How I work with couples
Couples come to see me because they have reached some kind of impasse in their relationship.
There are many reasons why a couple comes to counselling, but the bottom line is that they seek help because they have not been able to solve the problem themselves.
Part of my role is to help both partners talk to each other without them getting drawn back into familiar ways of relating. For example, a couple may find it hard to talk about a particular topic without emotions escalating or one partner may tend to hold back for fear of being judged or criticised by the other.
Frequently, a couple comes to therapy with each partner hoping to 'fix' the other one and wanting the therapist to act as referee. But couple therapy often turns out a little differently than both partners expect. For more details on this, read why couple therapy won't 'fix' your relationship in the way you expect
Dealing with disagreement or conflict is often a challenge for couples. In any intimate relationship there are bound to be disagreements. Some couples do their best to avoid any disagreement, but this can simply paper over problems that need attention. Other couples go to the opposite extreme - turning every disagreement into a major row. For more details on this, read handling conflict in relationships.

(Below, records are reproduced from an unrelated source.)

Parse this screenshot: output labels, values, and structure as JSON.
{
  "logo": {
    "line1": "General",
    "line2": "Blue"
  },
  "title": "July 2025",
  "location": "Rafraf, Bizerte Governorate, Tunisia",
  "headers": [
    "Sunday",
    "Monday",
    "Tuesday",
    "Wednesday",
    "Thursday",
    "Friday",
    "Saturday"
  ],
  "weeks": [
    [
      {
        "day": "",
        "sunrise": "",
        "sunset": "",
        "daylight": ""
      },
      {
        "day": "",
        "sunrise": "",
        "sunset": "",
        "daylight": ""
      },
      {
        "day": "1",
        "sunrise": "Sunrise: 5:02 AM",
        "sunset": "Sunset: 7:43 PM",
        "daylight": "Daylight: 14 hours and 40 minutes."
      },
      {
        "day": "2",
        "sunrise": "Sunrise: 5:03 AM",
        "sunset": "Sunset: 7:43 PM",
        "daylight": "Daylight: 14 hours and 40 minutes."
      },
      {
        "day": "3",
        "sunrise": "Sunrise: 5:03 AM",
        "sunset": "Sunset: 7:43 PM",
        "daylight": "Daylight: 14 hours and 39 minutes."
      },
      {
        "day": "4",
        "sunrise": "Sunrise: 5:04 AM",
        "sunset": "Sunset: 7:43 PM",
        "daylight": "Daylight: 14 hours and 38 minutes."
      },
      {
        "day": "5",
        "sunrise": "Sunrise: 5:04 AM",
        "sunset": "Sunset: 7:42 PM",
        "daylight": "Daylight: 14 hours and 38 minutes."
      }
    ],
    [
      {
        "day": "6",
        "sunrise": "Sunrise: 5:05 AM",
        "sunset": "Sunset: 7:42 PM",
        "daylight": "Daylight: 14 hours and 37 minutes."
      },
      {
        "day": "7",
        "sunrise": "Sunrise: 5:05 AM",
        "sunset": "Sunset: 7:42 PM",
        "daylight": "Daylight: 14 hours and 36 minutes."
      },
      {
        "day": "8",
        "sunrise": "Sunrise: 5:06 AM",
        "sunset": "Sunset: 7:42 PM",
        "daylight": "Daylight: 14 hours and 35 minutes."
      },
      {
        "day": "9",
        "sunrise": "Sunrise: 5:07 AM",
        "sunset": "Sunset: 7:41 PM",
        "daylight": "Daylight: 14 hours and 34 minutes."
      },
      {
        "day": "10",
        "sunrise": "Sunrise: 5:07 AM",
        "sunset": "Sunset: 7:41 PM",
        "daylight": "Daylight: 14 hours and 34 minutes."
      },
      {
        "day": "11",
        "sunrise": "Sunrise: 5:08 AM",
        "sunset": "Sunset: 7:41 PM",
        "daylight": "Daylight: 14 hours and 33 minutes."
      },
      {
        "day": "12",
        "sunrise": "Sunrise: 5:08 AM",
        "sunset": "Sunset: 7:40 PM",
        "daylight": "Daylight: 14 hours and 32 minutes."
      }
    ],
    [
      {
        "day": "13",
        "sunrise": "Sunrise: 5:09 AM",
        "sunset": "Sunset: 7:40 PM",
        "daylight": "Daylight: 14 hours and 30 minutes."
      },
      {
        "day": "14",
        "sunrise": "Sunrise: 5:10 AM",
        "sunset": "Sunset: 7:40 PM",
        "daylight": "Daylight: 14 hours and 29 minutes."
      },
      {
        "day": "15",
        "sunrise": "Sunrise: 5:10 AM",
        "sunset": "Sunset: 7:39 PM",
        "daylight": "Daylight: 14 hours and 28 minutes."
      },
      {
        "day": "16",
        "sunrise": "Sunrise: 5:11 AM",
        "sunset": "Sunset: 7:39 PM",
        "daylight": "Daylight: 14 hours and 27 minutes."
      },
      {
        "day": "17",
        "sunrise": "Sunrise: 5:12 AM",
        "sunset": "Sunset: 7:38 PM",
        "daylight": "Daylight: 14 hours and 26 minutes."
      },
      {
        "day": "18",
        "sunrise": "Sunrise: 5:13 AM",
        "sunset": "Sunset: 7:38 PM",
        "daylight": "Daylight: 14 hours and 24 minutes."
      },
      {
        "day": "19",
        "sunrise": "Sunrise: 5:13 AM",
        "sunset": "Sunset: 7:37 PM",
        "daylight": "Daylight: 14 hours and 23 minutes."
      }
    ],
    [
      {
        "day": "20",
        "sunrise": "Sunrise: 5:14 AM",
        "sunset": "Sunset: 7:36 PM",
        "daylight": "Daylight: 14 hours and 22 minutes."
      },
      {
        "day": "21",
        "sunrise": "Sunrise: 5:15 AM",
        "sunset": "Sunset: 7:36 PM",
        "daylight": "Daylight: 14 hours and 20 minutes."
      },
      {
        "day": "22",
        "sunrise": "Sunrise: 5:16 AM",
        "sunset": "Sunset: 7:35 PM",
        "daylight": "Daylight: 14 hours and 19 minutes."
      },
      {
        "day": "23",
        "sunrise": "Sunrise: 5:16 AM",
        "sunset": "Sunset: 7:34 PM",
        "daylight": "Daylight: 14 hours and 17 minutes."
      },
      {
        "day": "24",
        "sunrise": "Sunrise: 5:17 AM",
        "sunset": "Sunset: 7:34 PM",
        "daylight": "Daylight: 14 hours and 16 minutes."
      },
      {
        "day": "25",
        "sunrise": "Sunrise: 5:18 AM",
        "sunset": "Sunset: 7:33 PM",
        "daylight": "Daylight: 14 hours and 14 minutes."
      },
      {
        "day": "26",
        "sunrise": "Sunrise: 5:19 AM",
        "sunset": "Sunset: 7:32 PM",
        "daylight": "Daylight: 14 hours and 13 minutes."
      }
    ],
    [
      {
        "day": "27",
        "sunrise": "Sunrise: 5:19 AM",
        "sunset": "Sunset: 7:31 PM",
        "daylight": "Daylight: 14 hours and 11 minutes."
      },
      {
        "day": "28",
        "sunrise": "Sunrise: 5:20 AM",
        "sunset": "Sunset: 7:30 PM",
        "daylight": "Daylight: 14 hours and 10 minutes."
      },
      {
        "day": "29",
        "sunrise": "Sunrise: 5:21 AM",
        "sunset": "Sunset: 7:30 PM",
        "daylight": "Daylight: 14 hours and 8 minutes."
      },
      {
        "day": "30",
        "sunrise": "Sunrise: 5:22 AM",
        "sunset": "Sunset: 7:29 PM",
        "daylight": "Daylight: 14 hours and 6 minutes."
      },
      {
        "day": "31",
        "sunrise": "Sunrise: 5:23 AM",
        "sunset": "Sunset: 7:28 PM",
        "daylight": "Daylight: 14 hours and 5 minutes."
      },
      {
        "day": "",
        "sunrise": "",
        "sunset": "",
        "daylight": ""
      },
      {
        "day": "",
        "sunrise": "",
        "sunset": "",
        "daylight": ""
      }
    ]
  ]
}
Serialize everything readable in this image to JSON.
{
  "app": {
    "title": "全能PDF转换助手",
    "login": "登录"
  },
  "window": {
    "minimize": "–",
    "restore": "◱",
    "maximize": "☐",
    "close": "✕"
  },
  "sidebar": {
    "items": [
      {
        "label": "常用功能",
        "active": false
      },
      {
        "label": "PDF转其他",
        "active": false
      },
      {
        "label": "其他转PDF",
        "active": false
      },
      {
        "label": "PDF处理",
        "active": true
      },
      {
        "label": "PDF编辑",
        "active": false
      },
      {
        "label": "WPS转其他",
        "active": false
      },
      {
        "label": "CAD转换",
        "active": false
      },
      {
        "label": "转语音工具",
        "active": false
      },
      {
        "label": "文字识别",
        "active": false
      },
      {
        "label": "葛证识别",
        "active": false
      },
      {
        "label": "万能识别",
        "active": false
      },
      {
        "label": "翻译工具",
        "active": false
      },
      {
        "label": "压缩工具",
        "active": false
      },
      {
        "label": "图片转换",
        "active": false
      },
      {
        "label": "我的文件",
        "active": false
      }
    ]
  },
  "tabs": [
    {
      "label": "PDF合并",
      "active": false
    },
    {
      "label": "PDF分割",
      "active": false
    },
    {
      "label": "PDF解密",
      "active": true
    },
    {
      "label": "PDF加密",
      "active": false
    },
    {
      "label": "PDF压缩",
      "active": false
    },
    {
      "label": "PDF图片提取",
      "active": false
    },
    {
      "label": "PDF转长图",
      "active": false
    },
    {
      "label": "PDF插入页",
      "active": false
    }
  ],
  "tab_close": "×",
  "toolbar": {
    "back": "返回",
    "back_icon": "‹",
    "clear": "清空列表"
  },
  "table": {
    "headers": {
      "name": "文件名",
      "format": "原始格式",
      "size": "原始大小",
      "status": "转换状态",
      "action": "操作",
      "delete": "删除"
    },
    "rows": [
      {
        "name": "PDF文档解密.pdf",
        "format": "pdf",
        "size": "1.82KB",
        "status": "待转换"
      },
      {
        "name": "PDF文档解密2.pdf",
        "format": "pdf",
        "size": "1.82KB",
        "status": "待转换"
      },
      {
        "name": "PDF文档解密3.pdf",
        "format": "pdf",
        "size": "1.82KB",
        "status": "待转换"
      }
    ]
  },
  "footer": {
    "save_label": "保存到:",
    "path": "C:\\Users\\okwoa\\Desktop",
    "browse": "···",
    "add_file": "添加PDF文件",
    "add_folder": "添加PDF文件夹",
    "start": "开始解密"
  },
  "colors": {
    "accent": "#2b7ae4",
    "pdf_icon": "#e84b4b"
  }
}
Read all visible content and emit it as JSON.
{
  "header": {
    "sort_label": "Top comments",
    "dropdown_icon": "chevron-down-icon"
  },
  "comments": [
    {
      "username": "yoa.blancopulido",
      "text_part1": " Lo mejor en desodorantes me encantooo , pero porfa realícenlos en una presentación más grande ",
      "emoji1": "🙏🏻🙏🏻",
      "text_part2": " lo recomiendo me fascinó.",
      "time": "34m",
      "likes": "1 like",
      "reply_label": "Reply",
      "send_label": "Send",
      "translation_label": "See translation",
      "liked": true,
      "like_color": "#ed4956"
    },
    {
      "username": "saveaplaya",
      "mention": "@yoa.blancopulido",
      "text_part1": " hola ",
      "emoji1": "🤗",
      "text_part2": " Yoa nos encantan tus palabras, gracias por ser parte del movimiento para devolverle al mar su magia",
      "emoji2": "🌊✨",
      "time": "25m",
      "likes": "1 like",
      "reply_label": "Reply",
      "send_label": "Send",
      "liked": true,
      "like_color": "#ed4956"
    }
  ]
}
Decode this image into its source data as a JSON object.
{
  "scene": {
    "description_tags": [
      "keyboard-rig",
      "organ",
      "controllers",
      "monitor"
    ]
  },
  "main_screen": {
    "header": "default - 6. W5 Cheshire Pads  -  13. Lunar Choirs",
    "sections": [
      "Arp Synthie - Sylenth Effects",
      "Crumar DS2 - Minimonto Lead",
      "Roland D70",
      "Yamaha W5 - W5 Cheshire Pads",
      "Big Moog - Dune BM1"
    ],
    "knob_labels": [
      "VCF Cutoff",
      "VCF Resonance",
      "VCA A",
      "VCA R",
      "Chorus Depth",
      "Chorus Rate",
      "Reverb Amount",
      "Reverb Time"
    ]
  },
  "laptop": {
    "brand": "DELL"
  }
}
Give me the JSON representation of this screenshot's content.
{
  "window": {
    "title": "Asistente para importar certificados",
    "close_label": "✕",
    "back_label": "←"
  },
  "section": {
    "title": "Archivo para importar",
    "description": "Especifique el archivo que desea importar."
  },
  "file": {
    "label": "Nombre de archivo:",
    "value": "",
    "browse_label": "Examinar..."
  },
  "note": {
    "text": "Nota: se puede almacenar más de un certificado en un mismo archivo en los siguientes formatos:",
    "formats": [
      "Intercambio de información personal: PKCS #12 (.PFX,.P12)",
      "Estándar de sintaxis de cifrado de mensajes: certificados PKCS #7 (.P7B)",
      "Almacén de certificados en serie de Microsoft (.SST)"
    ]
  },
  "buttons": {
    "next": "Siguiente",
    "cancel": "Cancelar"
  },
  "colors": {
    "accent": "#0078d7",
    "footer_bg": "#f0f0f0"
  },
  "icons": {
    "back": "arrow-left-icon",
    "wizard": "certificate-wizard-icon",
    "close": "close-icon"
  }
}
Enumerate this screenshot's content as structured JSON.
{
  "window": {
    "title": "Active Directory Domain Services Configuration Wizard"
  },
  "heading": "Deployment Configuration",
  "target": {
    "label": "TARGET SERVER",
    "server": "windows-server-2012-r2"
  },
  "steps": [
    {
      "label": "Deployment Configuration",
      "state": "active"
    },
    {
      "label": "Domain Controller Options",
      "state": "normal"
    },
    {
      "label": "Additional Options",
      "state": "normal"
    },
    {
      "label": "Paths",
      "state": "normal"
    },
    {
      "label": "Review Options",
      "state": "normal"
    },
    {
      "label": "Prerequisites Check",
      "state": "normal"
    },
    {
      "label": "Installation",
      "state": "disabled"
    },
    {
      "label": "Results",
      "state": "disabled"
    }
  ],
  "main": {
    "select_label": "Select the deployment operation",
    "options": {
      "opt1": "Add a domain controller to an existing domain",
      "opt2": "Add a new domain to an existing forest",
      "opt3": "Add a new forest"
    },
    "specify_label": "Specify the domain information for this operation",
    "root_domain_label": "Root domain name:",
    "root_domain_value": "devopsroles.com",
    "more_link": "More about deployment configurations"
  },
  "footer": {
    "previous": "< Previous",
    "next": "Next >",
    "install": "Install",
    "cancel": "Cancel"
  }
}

Another challenge many couples face is that they may have got stuck on the 'drama triangle'. This is a psychological model, in which the couple may find themselves repeating a similar pattern involving the roles of victim, rescuer and perpetrator. For example, one person may feel like a victim and experience their partner as a persecutor, but then on another occasion the roles may be reversed. Getting off the drama triangle is a great way of improving the relationship and relating to each other more authentically.
For more details on this, read the drama triangle
Among the relationship issues I deal with are:
- an affair or betrayal
- problems in dealing with conflict
- a lack of passion
- lack of communication
- problems concerning children or other family members
- sexual problems
Helping couples move forward
In couple work I do my best to make sure that both partners feel equally valued and listened to. This can come as a refreshing change for many couples, where partners may have felt unheard by the other for a long time.
Much of the healing in couple therapy is through enabling partners to speak their truth, without automatically blaming the other person.
In the therapy room a couple may be able to say things they would not say at home and the therapist can help them see longstanding problems in a new way. Part of this new perspective may be learning to recognise how patterns from the past can influence the current relationship.
Beginning to understand some of the unconscious patterns, which often underlie couple problems, can bring a new sense of awareness and compassion. This, combined with the therapist's help in making sure each partner feels listened to, can help strengthen and deepen the relationship.
The importance of specialist training
If you are looking for a couple therapist, it is important to choose someone with specialist training because working with couples requires particular skills and experience. As well as a my diplomas in counselling and psychotherapy, I have a diploma in couple counselling and have worked with a large number of couples (both heterosexual and same sex) over many years.